This paper investigates a novel task of talking face video generation solely
from speeches. The speech-to-video generation technique can spark interesting
applications in entertainment, customer service, and human-computer-interaction
industries. Indeed, the timbre, accent and speed in speeches could contain rich
information relevant to speakers' appearance. The challenge mainly lies in
disentangling the distinct visual attributes from audio signals. In this
article, we propose a light-weight, cross-modal distillation method to extract
disentangled emotional and identity information from unlabelled video inputs.

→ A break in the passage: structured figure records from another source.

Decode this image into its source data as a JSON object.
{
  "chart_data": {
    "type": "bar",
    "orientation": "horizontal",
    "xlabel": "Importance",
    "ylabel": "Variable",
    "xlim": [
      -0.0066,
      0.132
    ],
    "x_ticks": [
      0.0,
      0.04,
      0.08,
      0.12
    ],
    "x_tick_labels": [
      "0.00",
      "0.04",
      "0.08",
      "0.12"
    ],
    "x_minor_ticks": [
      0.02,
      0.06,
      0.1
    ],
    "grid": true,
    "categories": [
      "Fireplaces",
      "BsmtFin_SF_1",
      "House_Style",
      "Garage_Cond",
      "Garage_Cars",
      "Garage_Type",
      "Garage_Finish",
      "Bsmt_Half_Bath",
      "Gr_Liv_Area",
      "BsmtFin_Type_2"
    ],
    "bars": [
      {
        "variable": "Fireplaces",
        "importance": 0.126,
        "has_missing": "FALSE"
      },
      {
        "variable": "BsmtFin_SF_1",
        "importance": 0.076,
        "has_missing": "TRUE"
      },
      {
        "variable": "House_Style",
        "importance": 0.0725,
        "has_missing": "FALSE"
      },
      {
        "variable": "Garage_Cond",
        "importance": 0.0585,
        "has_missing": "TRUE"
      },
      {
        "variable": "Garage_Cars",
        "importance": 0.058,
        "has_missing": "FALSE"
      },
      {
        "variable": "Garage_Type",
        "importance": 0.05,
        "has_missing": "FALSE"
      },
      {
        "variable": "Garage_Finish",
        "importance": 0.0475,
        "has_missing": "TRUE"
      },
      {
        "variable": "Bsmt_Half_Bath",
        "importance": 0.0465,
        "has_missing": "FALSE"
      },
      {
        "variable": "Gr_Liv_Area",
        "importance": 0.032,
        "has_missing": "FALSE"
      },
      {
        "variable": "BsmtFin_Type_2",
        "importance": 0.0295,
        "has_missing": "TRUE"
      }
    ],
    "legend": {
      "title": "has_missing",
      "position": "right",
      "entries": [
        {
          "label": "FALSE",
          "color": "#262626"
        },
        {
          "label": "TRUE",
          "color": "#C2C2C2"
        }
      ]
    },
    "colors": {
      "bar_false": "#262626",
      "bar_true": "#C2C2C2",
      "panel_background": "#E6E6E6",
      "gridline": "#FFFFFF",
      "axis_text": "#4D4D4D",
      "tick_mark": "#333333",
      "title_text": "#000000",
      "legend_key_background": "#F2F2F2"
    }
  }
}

The extracted features are then integrated by a generative adversarial network
into talking face video clips. With carefully crafted discriminators, the
proposed framework achieves realistic generation results. Experiments with
observed individuals demonstrated that the proposed framework captures the
emotional expressions solely from speeches, and produces spontaneous facial
motion in the video output. Compared to the baseline method where speeches are
combined with a static image of the speaker, the results of the proposed
framework is almost indistinguishable. User studies also show that the proposed
method outperforms the existing algorithms in terms of emotion expression in
the generated videos.

这篇研究论文介绍了一种仅基于语音生成说话脸部视频的全新方法，并提出了一种轻量级的跨模态蒸馏方法，这种方法能够从未标记的视频输入中提取出情感和身份信息，然后使用对抗生成网络将提取的特征整合到说话脸部视频片段中，实验结果表明这一提出的框架能够从语音中捕获情感表达，生成的视频具有自发的面部动作，且在情感表达方面优于已有的算法。